LONG BEFORE Noah built his ark, man was grappling with how to live with nature.
Nowhere is it more complicated than in our efforts to preserve nature through artificial means. Consider the dilemma at Assateague Island, where the government plans Herculean measures to protect that sand barrier from natural forces.
Ocean waves and winds incessantly move the sands of Assateague, slowly thinning the 37-mile-long island and pushing it closer to the mainland.
The National Park Service plans to dredge millions of cubic yards of sand from offshore to widen a five-mile stretch of the beach. Work on the $43 million project is to begin this fall, "to restore the integrity of island," a park official explains.
But restoring the fragile island by dumping tons of sand atop it risks destroying the natural features now there, including rare species. Not to mention damage to the ecosystem of the shoals and bottoms that are to be mined for the sand fill.

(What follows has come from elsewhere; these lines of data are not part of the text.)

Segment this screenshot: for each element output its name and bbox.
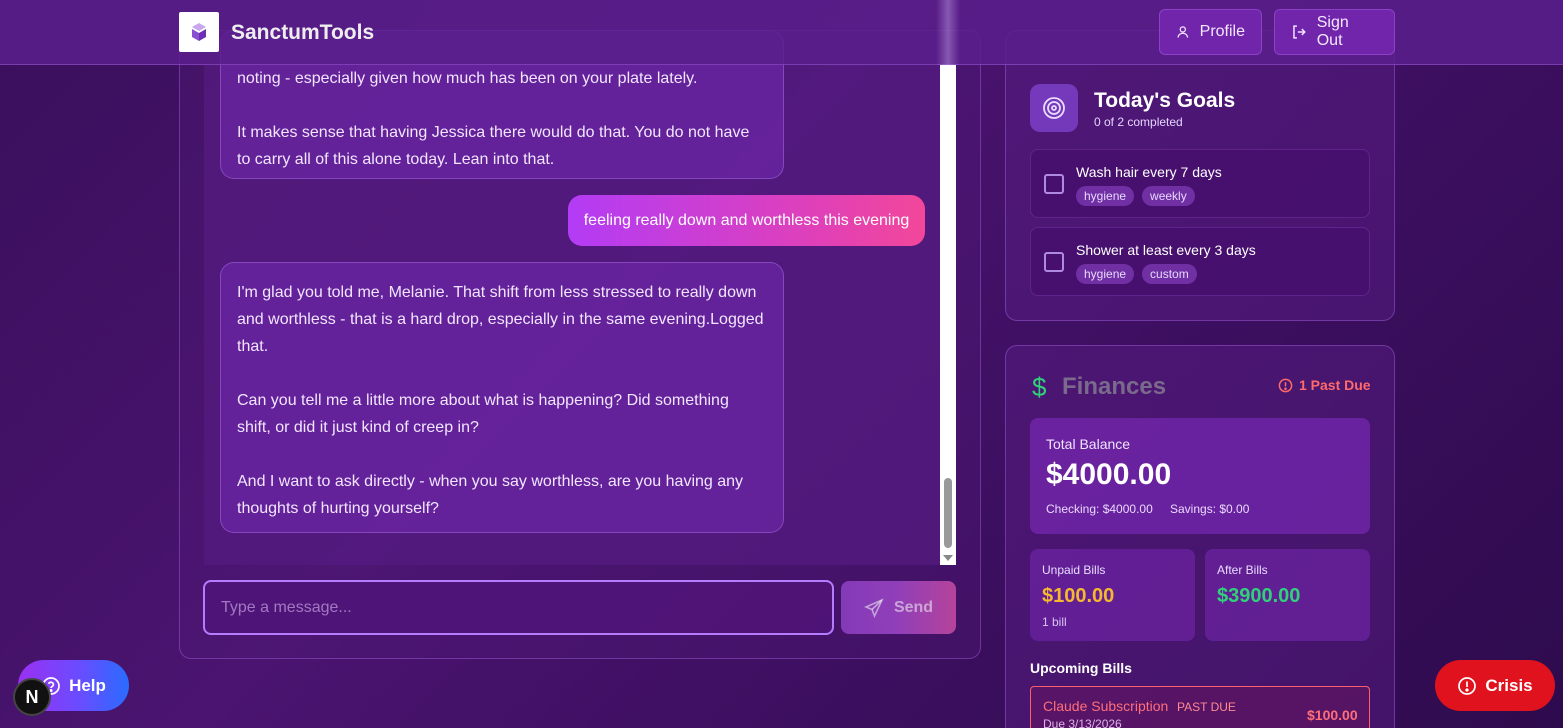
nextjs-dev-badge[interactable]: N bbox=[13, 678, 51, 716]
assistant-message: I'm glad you told me, Melanie. That shif… bbox=[220, 262, 784, 533]
savings-balance: Savings: $0.00 bbox=[1170, 502, 1250, 516]
user-message: feeling really down and worthless this e… bbox=[568, 195, 925, 246]
bill-amount: $100.00 bbox=[1307, 707, 1358, 723]
crisis-label: Crisis bbox=[1485, 675, 1533, 695]
goal-title: Wash hair every 7 days bbox=[1076, 164, 1222, 180]
help-label: Help bbox=[69, 675, 106, 695]
bill-name: Claude Subscription bbox=[1043, 698, 1169, 714]
goals-progress: 0 of 2 completed bbox=[1094, 115, 1183, 129]
alert-icon bbox=[1278, 378, 1293, 392]
after-bills-box: After Bills $3900.00 bbox=[1205, 549, 1370, 641]
total-balance-value: $4000.00 bbox=[1046, 458, 1172, 491]
message-input[interactable] bbox=[203, 580, 834, 635]
message-text: I'm glad you told me, Melanie. That shif… bbox=[237, 284, 764, 355]
profile-button[interactable]: Profile bbox=[1159, 9, 1262, 55]
past-due-badge[interactable]: 1 Past Due bbox=[1278, 377, 1371, 393]
app-header: SanctumTools Profile Sign Out bbox=[0, 0, 1563, 65]
goal-checkbox[interactable] bbox=[1044, 252, 1064, 272]
logout-icon bbox=[1293, 25, 1306, 39]
goal-tag: hygiene bbox=[1076, 264, 1135, 284]
send-label: Send bbox=[893, 598, 934, 616]
scrollbar-thumb[interactable] bbox=[944, 478, 952, 548]
goal-tag: custom bbox=[1142, 264, 1197, 284]
logo-icon[interactable] bbox=[179, 12, 219, 52]
goal-title: Shower at least every 3 days bbox=[1076, 242, 1256, 258]
after-bills-value: $3900.00 bbox=[1217, 585, 1301, 607]
user-icon bbox=[1177, 26, 1189, 38]
message-text: It makes sense that having Jessica there… bbox=[237, 124, 750, 168]
unpaid-bills-value: $100.00 bbox=[1042, 585, 1115, 607]
checking-balance: Checking: $4000.00 bbox=[1046, 502, 1153, 516]
unpaid-bills-label: Unpaid Bills bbox=[1042, 563, 1106, 577]
dollar-icon: $ bbox=[1032, 372, 1047, 402]
message-text: noting - especially given how much has b… bbox=[237, 70, 698, 87]
goal-tag: weekly bbox=[1142, 186, 1195, 206]
past-due-label: 1 Past Due bbox=[1299, 377, 1371, 393]
alert-icon bbox=[1458, 676, 1477, 695]
send-button[interactable]: Send bbox=[841, 581, 956, 634]
total-balance-box: Total Balance $4000.00 Checking: $4000.0… bbox=[1030, 418, 1370, 534]
target-icon bbox=[1030, 84, 1078, 132]
chat-scrollbar[interactable] bbox=[940, 65, 956, 565]
message-text: Can you tell me a little more about what… bbox=[237, 392, 729, 436]
goal-item[interactable]: Shower at least every 3 days hygiene cus… bbox=[1030, 227, 1370, 296]
goal-tag: hygiene bbox=[1076, 186, 1135, 206]
after-bills-label: After Bills bbox=[1217, 563, 1268, 577]
crisis-button[interactable]: Crisis bbox=[1435, 660, 1555, 711]
goals-title: Today's Goals bbox=[1094, 89, 1236, 112]
total-balance-label: Total Balance bbox=[1046, 436, 1131, 452]
bill-due-date: Due 3/13/2026 bbox=[1043, 717, 1122, 728]
unpaid-bills-box: Unpaid Bills $100.00 1 bill bbox=[1030, 549, 1195, 641]
unpaid-bills-count: 1 bill bbox=[1042, 615, 1067, 629]
bill-row[interactable]: Claude Subscription PAST DUE Due 3/13/20… bbox=[1030, 686, 1370, 728]
goal-checkbox[interactable] bbox=[1044, 174, 1064, 194]
profile-label: Profile bbox=[1199, 23, 1245, 40]
sign-out-label: Sign Out bbox=[1316, 14, 1349, 49]
brand-name[interactable]: SanctumTools bbox=[231, 21, 374, 45]
send-icon bbox=[863, 597, 884, 618]
scroll-down-arrow[interactable] bbox=[943, 555, 953, 561]
header-highlight bbox=[936, 0, 960, 65]
message-text: And I want to ask directly - when you sa… bbox=[237, 473, 744, 517]
finances-title: Finances bbox=[1062, 373, 1167, 400]
sign-out-button[interactable]: Sign Out bbox=[1274, 9, 1395, 55]
bill-status-badge: PAST DUE bbox=[1177, 700, 1236, 714]
goal-item[interactable]: Wash hair every 7 days hygiene weekly bbox=[1030, 149, 1370, 218]
upcoming-bills-title: Upcoming Bills bbox=[1030, 660, 1132, 676]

Park officials insist the aim is not to protect mainland properties from the ocean by reinforcing the island barrier. They want to restore the island's sand that has been unnaturally eroded by a stone jetty since 1935. That jetty, built by the Corps of Engineers, protects the inlet that separates Assateague from Ocean City. It's important for coastal fishing, boating and recreation.
Preserving Assateague Island National Seashore, established 35 years ago, as an outstanding, publicly accessible example of barrier island ecology is a worthwhile goal.
But what will be preserved (and destroyed) by this venture? Nature will wash away the island over time, perhaps sooner with a major storm. Is the continuing preservation worth the effort and money?
Managing nature is not uncommon on Assateague. Rare plants are removed to a greenhouse and the island's famous wild horses are kept at sustainable levels by contraceptive drugs. The challenge is to find accommodation with nature, not to try to dominate it.